Pools featured include one other in Panther Ridge, one on Snead Island, one near the Sarasota-Bradenton International Airport and one on Siesta Key.
The premiere will profile the Siesta Key project. To make it "insane," Congdon convinced homeowners David and Kathy McCabe to upsize their plan for a $25,000 koi pond to a $165,000 pool remodel.
David McCabe, who initially resisted the expense of the bigger project, said he and his wife were blown away by the final reveal of a yard-spanning aquatic environment for his family and the koi.
"It was a huge, spectacular change," he said.
While the pools might seem to have little connection with the "Animal Planet" theme, network spokeswoman Karin Failla said outdoor "wish fulfillment" programs are popular with viewers.
"Our viewers thrive on being outdoors and reconnecting with nature," Failla said. "Lucas' clients reflect this sentiment by wanting to have nature at their fingertips right in their backyard."
Homeowners featured on the show paid for the pools to be built, although Congdon discounted his work about 10 percent to make their screen time worth it. Paid about $1,500 per episode, he said he likely lost money building the pools for the series, but believes he'll make up for it by picking up big-dollar pool jobs around the United States and internationally. A commercial preview version of some of the filming has already been released, as has a trailer on Animal Planet's website. As a result, he's flying to the Caribbean next week to bid a job.

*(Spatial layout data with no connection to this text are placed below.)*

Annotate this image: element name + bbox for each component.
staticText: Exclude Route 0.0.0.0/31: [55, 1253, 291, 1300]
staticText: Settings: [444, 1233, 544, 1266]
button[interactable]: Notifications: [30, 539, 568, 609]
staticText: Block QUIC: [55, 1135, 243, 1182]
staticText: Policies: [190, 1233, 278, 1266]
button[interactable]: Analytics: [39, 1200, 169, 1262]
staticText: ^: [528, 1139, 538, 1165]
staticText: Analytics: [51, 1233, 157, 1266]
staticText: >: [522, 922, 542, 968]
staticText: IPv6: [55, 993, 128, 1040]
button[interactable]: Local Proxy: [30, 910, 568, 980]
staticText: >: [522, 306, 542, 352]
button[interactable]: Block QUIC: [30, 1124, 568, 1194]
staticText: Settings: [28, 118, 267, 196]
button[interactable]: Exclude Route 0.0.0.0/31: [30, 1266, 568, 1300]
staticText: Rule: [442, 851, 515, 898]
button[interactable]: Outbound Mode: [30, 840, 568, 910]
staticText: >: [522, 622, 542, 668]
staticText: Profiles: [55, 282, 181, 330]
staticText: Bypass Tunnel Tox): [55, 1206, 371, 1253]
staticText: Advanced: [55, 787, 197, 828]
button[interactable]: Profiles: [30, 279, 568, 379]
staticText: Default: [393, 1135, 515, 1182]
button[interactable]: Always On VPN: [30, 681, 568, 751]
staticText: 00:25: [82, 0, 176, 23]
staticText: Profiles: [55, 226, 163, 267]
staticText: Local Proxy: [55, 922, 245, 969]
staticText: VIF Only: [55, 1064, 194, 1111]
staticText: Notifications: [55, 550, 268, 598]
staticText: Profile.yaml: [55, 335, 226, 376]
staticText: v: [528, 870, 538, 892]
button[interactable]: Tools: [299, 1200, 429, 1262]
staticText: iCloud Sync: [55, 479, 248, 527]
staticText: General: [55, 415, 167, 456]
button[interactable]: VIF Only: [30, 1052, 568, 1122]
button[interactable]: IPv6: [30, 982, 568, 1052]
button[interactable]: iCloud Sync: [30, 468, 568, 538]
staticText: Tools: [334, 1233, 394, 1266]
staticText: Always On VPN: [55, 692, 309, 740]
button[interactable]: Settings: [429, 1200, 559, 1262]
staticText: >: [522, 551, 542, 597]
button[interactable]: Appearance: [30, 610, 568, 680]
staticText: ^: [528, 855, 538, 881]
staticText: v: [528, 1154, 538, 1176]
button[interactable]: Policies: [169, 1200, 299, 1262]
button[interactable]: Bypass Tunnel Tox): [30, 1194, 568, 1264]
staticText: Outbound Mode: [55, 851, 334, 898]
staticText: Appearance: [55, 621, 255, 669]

"We're already getting hits from all over," Congdon said.
Also likely to pick up name recognition are companies supplying audio equipment, furniture and other services. Featured businesses will include Whitfield furniture dealer Decor Direct, Bradenton lighting company Pleasant Lighting, Blue Sky Landscaping from the east Fruitville area and Sarasota's Coastal Audio & Visual.
Celeste Gruenstein, a team leader at Decor Direct, said the "Insane Pools" production crew pulled off a first-in-her-business' retail warehouse while documenting furniture going to the Siesta Key project.
For one of the episodes, a cameraman flew a drone indoors to showcase the inventory of antiques and new furniture from ceiling level. Gruenstein said the cameraman feared crashing the drone into expensive items.
"When he got done, he said: 'I need to sit down,'" she said.
This isn't the first time a reality series has filmed in the Bradenton area. Custom auto shop Slicks Garage was recently the star of the Discovery series "Highway to Sell."
Debbie Meihls, Manatee County film commissioner, said her agency is waiting "on pins and needles" for news about a renewal of "Highway to Sell." The "Insane Pools" crew did not work through the commission as all its filming was done on private property.
Meihls said she previously worked with "Treehouse Masters" to obtain a filming permit for a scene in an episodes.